In HTML reports, templates which have a render path longer than one entry have been “expandable” to show the entire render path instead of just one level up. For example, a partial is usually rendered from a view, which is rendered from a controller action.

JSON reports now also include this information in the render_path value.


No Empty Report Tables

Owen Ben Davies contributed a patch to hide empty warning tables in the text and HTML reports. Looks much cleaner, thanks Owen!


Handle (Pre|Ap)pended Filters

Brakeman will now recognize before filters added with prepend_before_filter and append_before_filter.


Branching Performance Improvements

It is entirely embarrassing, but Brakeman stopped working on Redmine some time ago due to how assignments in if expressions are handled.

In order to be somewhat flow sensitive, Brakeman combines variables assignments in if branches into or expressions. This captures the possible values a variable may have. However, Brakeman was doing that for every assignment in an if branch, even if there were multiple assignments to the same variable in the same branch (i.e., the value was not actually branching since the assignments were sequential).

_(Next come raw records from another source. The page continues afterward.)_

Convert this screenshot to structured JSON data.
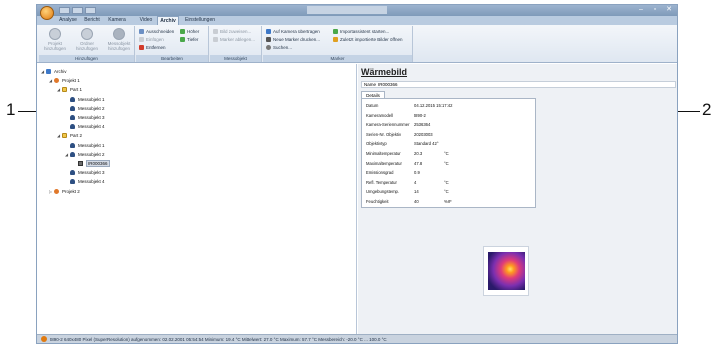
{
  "callouts": {
    "left": "1",
    "right": "2"
  },
  "ribbon_tabs": [
    "Analyse",
    "Bericht",
    "Kamera",
    "Video",
    "Archiv",
    "Einstellungen"
  ],
  "active_tab": "Archiv",
  "groups": {
    "hinzufuegen": {
      "label": "Hinzufügen",
      "buttons": [
        {
          "label": "Projekt hinzufügen",
          "icon": "project-icon"
        },
        {
          "label": "Ordner hinzufügen",
          "icon": "folder-icon"
        },
        {
          "label": "Messobjekt hinzufügen",
          "icon": "measurement-object-icon"
        }
      ]
    },
    "bearbeiten": {
      "label": "Bearbeiten",
      "items": [
        "Ausschneiden",
        "Einfügen",
        "Entfernen",
        "Höher",
        "Tiefer"
      ]
    },
    "messobjekt": {
      "label": "Messobjekt",
      "items": [
        "Bild zuweisen...",
        "Marker ablegen..."
      ]
    },
    "marker": {
      "label": "Marker",
      "items": [
        "Auf Kamera übertragen",
        "Neue Marker drucken...",
        "Suchen...",
        "Importassistent starten...",
        "Zuletzt importierte Bilder öffnen"
      ]
    }
  },
  "tree": [
    {
      "label": "Archiv",
      "level": 0,
      "icon": "archive",
      "twisty": "◢"
    },
    {
      "label": "Projekt 1",
      "level": 1,
      "icon": "project",
      "twisty": "◢"
    },
    {
      "label": "Part 1",
      "level": 2,
      "icon": "folder",
      "twisty": "◢"
    },
    {
      "label": "Messobjekt 1",
      "level": 3,
      "icon": "meas",
      "twisty": ""
    },
    {
      "label": "Messobjekt 2",
      "level": 3,
      "icon": "meas",
      "twisty": ""
    },
    {
      "label": "Messobjekt 3",
      "level": 3,
      "icon": "meas",
      "twisty": ""
    },
    {
      "label": "Messobjekt 4",
      "level": 3,
      "icon": "meas",
      "twisty": ""
    },
    {
      "label": "Part 2",
      "level": 2,
      "icon": "folder",
      "twisty": "◢"
    },
    {
      "label": "Messobjekt 1",
      "level": 3,
      "icon": "meas",
      "twisty": ""
    },
    {
      "label": "Messobjekt 2",
      "level": 3,
      "icon": "meas",
      "twisty": "◢"
    },
    {
      "label": "IR000366",
      "level": 4,
      "icon": "image",
      "twisty": "",
      "selected": true
    },
    {
      "label": "Messobjekt 3",
      "level": 3,
      "icon": "meas",
      "twisty": ""
    },
    {
      "label": "Messobjekt 4",
      "level": 3,
      "icon": "meas",
      "twisty": ""
    },
    {
      "label": "Projekt 2",
      "level": 1,
      "icon": "project",
      "twisty": "▷"
    }
  ],
  "properties": {
    "title": "Wärmebild",
    "name_label": "Name",
    "name_value": "IR000366",
    "details_tab": "Details",
    "rows": [
      {
        "key": "Datum",
        "value": "04.12.2015 15:17:42",
        "unit": ""
      },
      {
        "key": "Kameramodell",
        "value": "t890-2",
        "unit": ""
      },
      {
        "key": "Kamera-Seriennummer",
        "value": "2536364",
        "unit": ""
      },
      {
        "key": "Serien-Nr. Objektiv",
        "value": "20203003",
        "unit": ""
      },
      {
        "key": "Objektivtyp",
        "value": "Standard 42°",
        "unit": ""
      },
      {
        "key": "Minimaltemperatur",
        "value": "20.3",
        "unit": "°C"
      },
      {
        "key": "Maximaltemperatur",
        "value": "47.8",
        "unit": "°C"
      },
      {
        "key": "Emissionsgrad",
        "value": "0.9",
        "unit": ""
      },
      {
        "key": "Refl. Temperatur",
        "value": "4",
        "unit": "°C"
      },
      {
        "key": "Umgebungstemp.",
        "value": "14",
        "unit": "°C"
      },
      {
        "key": "Feuchtigkeit",
        "value": "40",
        "unit": "%rF"
      }
    ]
  },
  "status": {
    "text": "t890-2 640x480 Pixel (SuperResolution) aufgenommen: 02.02.2001 05:54:54 Minimum: 19.4 °C Mittelwert: 27.0 °C Maximum: 57.7 °C Messbereich: -20.0 °C ... 100.0 °C"
  },
  "colors": {
    "accent": "#3d78c8",
    "ribbon": "#dfe7f1",
    "titlebar": "#7f9ab9"
  }
}
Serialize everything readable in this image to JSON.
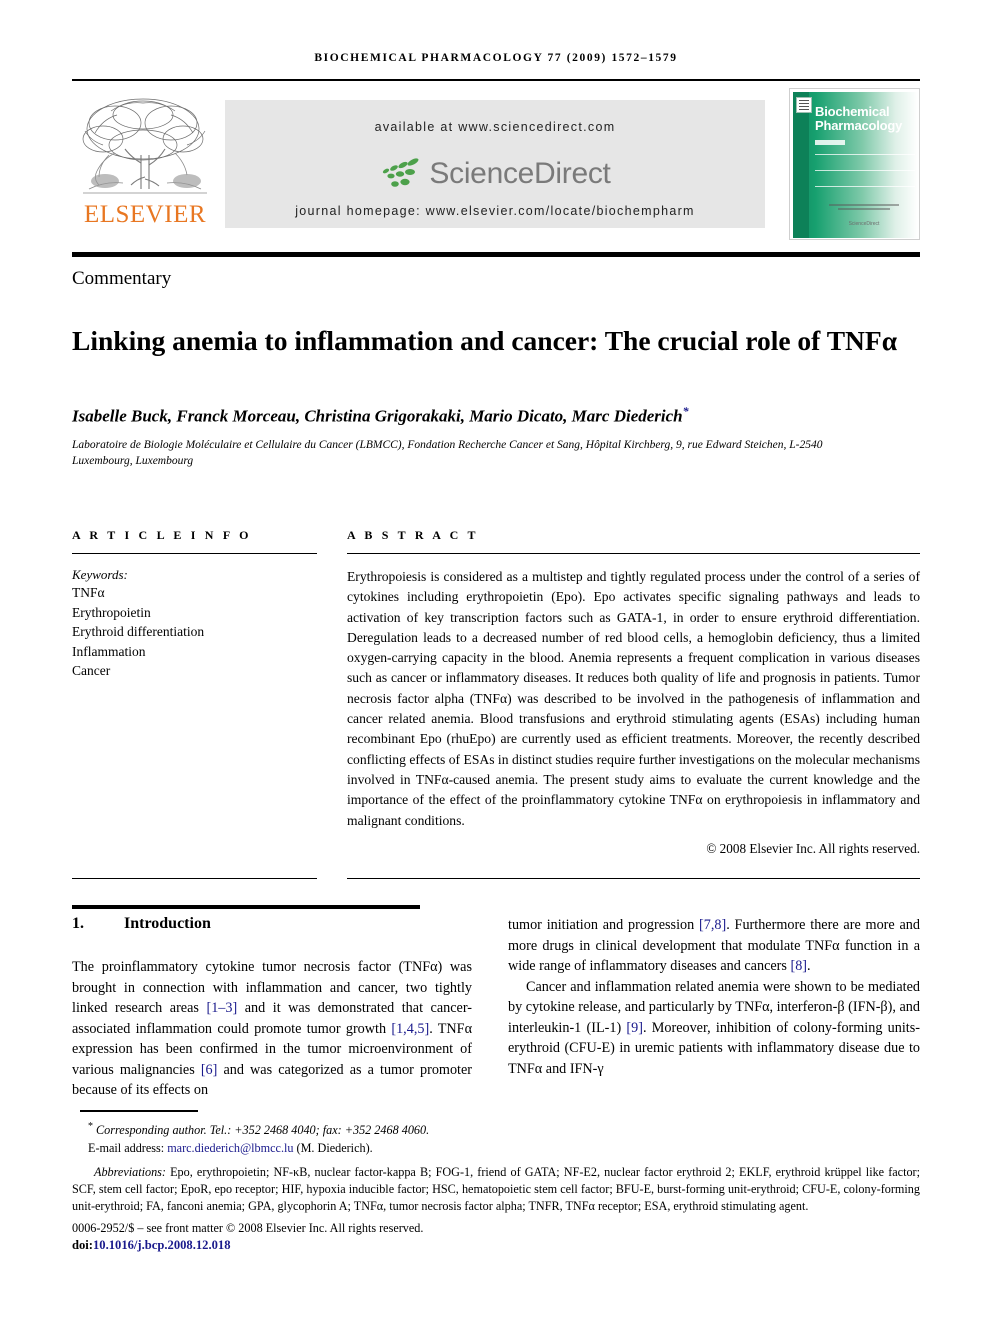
{
  "running_head": "BIOCHEMICAL PHARMACOLOGY 77 (2009) 1572–1579",
  "header": {
    "elsevier_wordmark": "ELSEVIER",
    "available_at": "available at www.sciencedirect.com",
    "sciencedirect_wordmark": "ScienceDirect",
    "journal_homepage": "journal homepage: www.elsevier.com/locate/biochempharm",
    "cover_title_line1": "Biochemical",
    "cover_title_line2": "Pharmacology",
    "cover_footer_brand": "ScienceDirect",
    "colors": {
      "elsevier_orange": "#E87722",
      "banner_gray": "#e6e6e6",
      "sciencedirect_green": "#4DA14B",
      "sciencedirect_text_gray": "#7a7a7a",
      "cover_green": "#0d8158",
      "link_blue": "#1a1a8c"
    }
  },
  "article": {
    "type": "Commentary",
    "title": "Linking anemia to inflammation and cancer: The crucial role of TNFα",
    "authors": "Isabelle Buck, Franck Morceau, Christina Grigorakaki, Mario Dicato, Marc Diederich",
    "corresponding_marker": "*",
    "affiliation": "Laboratoire de Biologie Moléculaire et Cellulaire du Cancer (LBMCC), Fondation Recherche Cancer et Sang, Hôpital Kirchberg, 9, rue Edward Steichen, L-2540 Luxembourg, Luxembourg"
  },
  "article_info": {
    "heading": "A R T I C L E   I N F O",
    "keywords_label": "Keywords:",
    "keywords": [
      "TNFα",
      "Erythropoietin",
      "Erythroid differentiation",
      "Inflammation",
      "Cancer"
    ]
  },
  "abstract": {
    "heading": "A B S T R A C T",
    "text": "Erythropoiesis is considered as a multistep and tightly regulated process under the control of a series of cytokines including erythropoietin (Epo). Epo activates specific signaling pathways and leads to activation of key transcription factors such as GATA-1, in order to ensure erythroid differentiation. Deregulation leads to a decreased number of red blood cells, a hemoglobin deficiency, thus a limited oxygen-carrying capacity in the blood. Anemia represents a frequent complication in various diseases such as cancer or inflammatory diseases. It reduces both quality of life and prognosis in patients. Tumor necrosis factor alpha (TNFα) was described to be involved in the pathogenesis of inflammation and cancer related anemia. Blood transfusions and erythroid stimulating agents (ESAs) including human recombinant Epo (rhuEpo) are currently used as efficient treatments. Moreover, the recently described conflicting effects of ESAs in distinct studies require further investigations on the molecular mechanisms involved in TNFα-caused anemia. The present study aims to evaluate the current knowledge and the importance of the effect of the proinflammatory cytokine TNFα on erythropoiesis in inflammatory and malignant conditions.",
    "copyright": "© 2008 Elsevier Inc. All rights reserved."
  },
  "body": {
    "section_number": "1.",
    "section_title": "Introduction",
    "left_paragraph_parts": [
      "The proinflammatory cytokine tumor necrosis factor (TNFα) was brought in connection with inflammation and cancer, two tightly linked research areas ",
      "[1–3]",
      " and it was demonstrated that cancer-associated inflammation could promote tumor growth ",
      "[1,4,5]",
      ". TNFα expression has been confirmed in the tumor microenvironment of various malignancies ",
      "[6]",
      " and was categorized as a tumor promoter because of its effects on"
    ],
    "right_paragraph1_parts": [
      "tumor initiation and progression ",
      "[7,8]",
      ". Furthermore there are more and more drugs in clinical development that modulate TNFα function in a wide range of inflammatory diseases and cancers ",
      "[8]",
      "."
    ],
    "right_paragraph2_parts": [
      "Cancer and inflammation related anemia were shown to be mediated by cytokine release, and particularly by TNFα, interferon-β (IFN-β), and interleukin-1 (IL-1) ",
      "[9]",
      ". Moreover, inhibition of colony-forming units-erythroid (CFU-E) in uremic patients with inflammatory disease due to TNFα and IFN-γ"
    ]
  },
  "footnotes": {
    "corresponding_star": "*",
    "corresponding_text": "Corresponding author. Tel.: +352 2468 4040; fax: +352 2468 4060.",
    "email_label": "E-mail address:",
    "email": "marc.diederich@lbmcc.lu",
    "email_owner": "(M. Diederich).",
    "abbreviations_label": "Abbreviations:",
    "abbreviations_text": "Epo, erythropoietin; NF-κB, nuclear factor-kappa B; FOG-1, friend of GATA; NF-E2, nuclear factor erythroid 2; EKLF, erythroid krüppel like factor; SCF, stem cell factor; EpoR, epo receptor; HIF, hypoxia inducible factor; HSC, hematopoietic stem cell factor; BFU-E, burst-forming unit-erythroid; CFU-E, colony-forming unit-erythroid; FA, fanconi anemia; GPA, glycophorin A; TNFα, tumor necrosis factor alpha; TNFR, TNFα receptor; ESA, erythroid stimulating agent.",
    "front_matter": "0006-2952/$ – see front matter © 2008 Elsevier Inc. All rights reserved.",
    "doi_label": "doi:",
    "doi_value": "10.1016/j.bcp.2008.12.018"
  }
}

This release fixes that issue.

Additionally, simple arithmetic operations are now distributed across or expressions containing simple values (strings or numbers at this point), providing some memory savings.


Fix Processing of Production Environment Settings

Processing of production.rb has been broken for some time, but poor test coverage meant it went unnoticed. But it is fixed now, so settings in production.rb should override those found in environment.rb. This only applies to Rails 3 applications.


Fix Version Check for Ruby 2.0

Brakeman appears to work fine with Ruby 2.0, but the version check for Ruby 1.9 (which affected some behavior and checks) needed to be modified to include 2.0. Definitely report any issues with Ruby 2.0!


Allow HAML 4.0

There appear to be no changes in HAML 4.0 that affect Brakeman, so the gem dependency has been expanded to include the 4.x series.


Fix Error Show/Hide in HTML Report

Now clicking on “Exceptions” to show or hide scan errors will keep the errors in view.


Report Issues

Please report any issues with this release! Take a look at this guide to reporting Brakeman problems.

Also consider joining the mailing list or following @brakeman on Twitter.


The Brakeman roadmap has one more release (1.9.4) planned before 2.0. The next release will likely only include bug and false positive fixes. Brakeman 2.0 will definitely include breaking changes, especially for JSON reports.